转置存储在一维数组中的矩阵，无需使用额外的内存 [英] Transpose matrix stored in a 1-dimensional array without using extra memory

问题描述

可能重复：

就地置换矩阵

最近参加了技术书面面试。遇到了以下问题。

我有一个数组，例如

  testArray = {a1，a2，a3，... an，b1，b2，b3，.... bn，c1，c2，c3，.....，cn} 
  

我需要将此数组排序为`

  testArray = {a1，b1，c1，a2，b2，c2，a3，b3，c3，.....，an，bn，cn} 
  

约束是我不应该使用额外的内存，也不应该使用任何内置函数。
应该编写完整的代码，可以使用任何语言，也可以使用任何数据结构。

例如：

 输入：{1,2,3,4,5,6,7,8,9}，n = 3 
 
输出：{ 1,4,7,2,5,8,3,6,9} 
  

我无法得到约束内的任何解决方案，有人可以提供解决方案或建议吗？

解决方案

这只是矩阵转置操作。甚至在Wikipedia上就地矩阵转置都存在问题和解决方案。 p>

没有多余的空间是不可能的，因为您至少需要遍历数组。 O（1）可能会增加内存，但时间复杂度会受到严重影响。

该解决方案基于Wikipedia页面中的循环跟踪算法：对于每个单元格，我们将找到循环中索引最小的单元格。如果具有最小索引的单元格大于或等于（> =）当前单元格的索引，我们将执行链交换。否则，我们将忽略该单元格，因为它已正确交换。 （经过松散分析的）时间复杂度的上限可能高达O（（MN） ² ）（我们经过M * N个单元，周期只能与总数相等单元格。）

Possible Duplicate:
In-place transposition of a matrix

Recently attended an Technical Written Interview. Came through the following question.

I have an array as say

testArray = {a1,a2,a3,...an,b1,b2,b3,....bn,c1,c2,c3,.....,cn}

I need to sort this array as `

testArray = {a1,b1,c1,a2,b2,c2,a3,b3,c3,.....,an,bn,cn}

Constraint is I should not use extra memory, should not use any inbuilt function.

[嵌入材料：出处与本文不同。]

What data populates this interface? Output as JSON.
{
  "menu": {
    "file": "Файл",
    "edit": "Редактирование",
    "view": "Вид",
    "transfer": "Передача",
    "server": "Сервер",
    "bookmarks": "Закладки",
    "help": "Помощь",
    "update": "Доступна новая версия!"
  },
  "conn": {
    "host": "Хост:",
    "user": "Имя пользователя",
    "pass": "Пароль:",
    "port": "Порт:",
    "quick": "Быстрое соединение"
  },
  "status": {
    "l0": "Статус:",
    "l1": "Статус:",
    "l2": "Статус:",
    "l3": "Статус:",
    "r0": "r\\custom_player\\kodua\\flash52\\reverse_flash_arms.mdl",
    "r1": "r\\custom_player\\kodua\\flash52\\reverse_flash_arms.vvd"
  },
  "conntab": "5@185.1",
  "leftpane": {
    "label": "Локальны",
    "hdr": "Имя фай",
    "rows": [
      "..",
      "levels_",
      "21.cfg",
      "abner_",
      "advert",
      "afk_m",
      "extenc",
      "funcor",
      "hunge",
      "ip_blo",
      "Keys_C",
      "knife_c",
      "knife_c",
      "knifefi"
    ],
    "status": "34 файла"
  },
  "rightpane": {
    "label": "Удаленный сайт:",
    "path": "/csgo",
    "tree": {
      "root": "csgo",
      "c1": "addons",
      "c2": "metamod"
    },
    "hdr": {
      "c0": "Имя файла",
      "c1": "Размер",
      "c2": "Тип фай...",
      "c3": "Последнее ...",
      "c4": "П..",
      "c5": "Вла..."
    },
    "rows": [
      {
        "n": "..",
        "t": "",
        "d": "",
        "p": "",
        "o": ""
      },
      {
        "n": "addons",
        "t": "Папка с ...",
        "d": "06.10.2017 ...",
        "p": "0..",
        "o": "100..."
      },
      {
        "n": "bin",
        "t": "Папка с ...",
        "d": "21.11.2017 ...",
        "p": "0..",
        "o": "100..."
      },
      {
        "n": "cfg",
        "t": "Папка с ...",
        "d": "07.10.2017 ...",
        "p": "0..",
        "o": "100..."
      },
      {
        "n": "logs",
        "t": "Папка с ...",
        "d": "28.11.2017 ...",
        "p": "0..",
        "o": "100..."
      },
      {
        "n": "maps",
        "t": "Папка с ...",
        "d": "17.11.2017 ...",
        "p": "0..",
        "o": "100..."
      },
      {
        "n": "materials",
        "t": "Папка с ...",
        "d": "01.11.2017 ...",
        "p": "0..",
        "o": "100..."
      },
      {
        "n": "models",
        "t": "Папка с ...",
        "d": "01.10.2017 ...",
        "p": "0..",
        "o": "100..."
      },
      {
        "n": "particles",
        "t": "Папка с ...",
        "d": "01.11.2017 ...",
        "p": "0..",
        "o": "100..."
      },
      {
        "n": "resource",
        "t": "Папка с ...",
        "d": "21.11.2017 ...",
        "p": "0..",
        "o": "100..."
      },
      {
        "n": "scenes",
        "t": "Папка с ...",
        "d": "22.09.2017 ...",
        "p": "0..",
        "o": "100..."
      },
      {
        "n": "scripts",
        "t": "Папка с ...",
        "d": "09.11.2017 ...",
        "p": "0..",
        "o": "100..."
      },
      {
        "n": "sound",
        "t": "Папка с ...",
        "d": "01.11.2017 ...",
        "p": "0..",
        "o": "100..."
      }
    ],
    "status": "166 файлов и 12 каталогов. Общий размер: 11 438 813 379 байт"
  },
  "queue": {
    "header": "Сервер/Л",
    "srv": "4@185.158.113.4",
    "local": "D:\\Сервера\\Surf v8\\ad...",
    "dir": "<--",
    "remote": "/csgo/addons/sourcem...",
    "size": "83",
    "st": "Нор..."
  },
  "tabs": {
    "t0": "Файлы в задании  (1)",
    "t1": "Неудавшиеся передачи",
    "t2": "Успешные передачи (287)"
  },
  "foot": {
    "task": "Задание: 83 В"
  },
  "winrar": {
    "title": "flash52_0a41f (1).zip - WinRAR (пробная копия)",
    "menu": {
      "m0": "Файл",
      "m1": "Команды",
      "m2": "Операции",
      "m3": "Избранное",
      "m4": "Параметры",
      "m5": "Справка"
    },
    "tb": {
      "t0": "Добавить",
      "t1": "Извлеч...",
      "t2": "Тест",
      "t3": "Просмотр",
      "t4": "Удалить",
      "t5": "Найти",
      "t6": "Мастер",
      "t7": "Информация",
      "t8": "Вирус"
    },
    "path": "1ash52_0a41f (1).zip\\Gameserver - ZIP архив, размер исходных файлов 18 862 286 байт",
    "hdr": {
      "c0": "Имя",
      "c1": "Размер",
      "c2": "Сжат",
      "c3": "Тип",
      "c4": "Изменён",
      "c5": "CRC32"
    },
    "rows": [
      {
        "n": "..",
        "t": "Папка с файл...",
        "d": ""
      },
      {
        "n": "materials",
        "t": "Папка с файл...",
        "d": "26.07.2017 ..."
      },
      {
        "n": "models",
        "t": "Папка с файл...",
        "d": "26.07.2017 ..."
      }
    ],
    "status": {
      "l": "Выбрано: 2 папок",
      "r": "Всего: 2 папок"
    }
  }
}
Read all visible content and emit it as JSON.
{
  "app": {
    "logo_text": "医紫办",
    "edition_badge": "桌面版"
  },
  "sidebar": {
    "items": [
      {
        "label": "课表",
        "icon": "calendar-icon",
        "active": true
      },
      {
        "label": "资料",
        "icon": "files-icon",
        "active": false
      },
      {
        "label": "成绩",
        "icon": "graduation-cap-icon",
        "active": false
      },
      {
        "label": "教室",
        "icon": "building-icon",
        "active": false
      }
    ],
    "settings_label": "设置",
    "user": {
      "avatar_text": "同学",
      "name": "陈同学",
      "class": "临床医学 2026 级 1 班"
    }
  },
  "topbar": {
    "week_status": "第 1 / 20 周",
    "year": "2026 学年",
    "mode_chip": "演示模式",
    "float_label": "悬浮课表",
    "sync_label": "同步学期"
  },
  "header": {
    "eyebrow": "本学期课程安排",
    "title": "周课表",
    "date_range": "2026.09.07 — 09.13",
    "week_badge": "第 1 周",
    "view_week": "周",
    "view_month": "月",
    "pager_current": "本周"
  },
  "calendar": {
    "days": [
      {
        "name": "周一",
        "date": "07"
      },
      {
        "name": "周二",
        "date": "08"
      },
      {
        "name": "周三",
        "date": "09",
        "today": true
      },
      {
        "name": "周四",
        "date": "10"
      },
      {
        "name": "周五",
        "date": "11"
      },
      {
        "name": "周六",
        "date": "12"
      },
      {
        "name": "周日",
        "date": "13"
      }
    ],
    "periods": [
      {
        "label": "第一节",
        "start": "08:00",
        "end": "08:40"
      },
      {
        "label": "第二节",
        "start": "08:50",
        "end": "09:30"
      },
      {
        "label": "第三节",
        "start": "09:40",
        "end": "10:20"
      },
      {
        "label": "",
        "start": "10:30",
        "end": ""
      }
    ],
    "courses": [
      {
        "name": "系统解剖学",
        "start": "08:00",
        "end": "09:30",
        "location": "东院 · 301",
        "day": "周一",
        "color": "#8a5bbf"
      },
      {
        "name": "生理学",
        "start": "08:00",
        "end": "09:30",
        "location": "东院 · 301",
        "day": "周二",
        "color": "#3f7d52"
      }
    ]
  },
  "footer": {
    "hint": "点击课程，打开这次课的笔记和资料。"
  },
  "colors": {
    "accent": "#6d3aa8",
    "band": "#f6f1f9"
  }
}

Should write complete code, it can be in any language and can also use any data structure.

eg:

Input: {1,2,3,4,5,6,7,8,9}, n = 3

Output: {1,4,7,2,5,8,3,6,9}

I could not get any solution within the constraint, can anyone provide solution or suggestion?

解决方案

This is just a matrix transpose operation. And there is even a problem and solution for in-place matrix transposition on Wikipedia.

No extra space is impossible, since you need to at least go through the array. O(1) additional memory is possible, with heavy penalty on the time complexity.

The solution is built on follow-the-cycle algorithm in the Wikipedia page: for each cell, we will find the cell with the smallest index in the cycle. If the cell with the smallest index is greater than or equal (>=) to the index of the current cell, we will perform chain swapping. Otherwise, we ignore the cell, since it has been swapped correctly. The (loosely analyzed) upper bound on time complexity can go as high as O((MN)²) (we go through M * N cells, and the cycle can only be as long as the total number of cells).

这篇关于转置存储在一维数组中的矩阵，无需使用额外的内存的文章就介绍到这了，希望我们推荐的答案对大家有所帮助，也希望大家多多支持IT屋！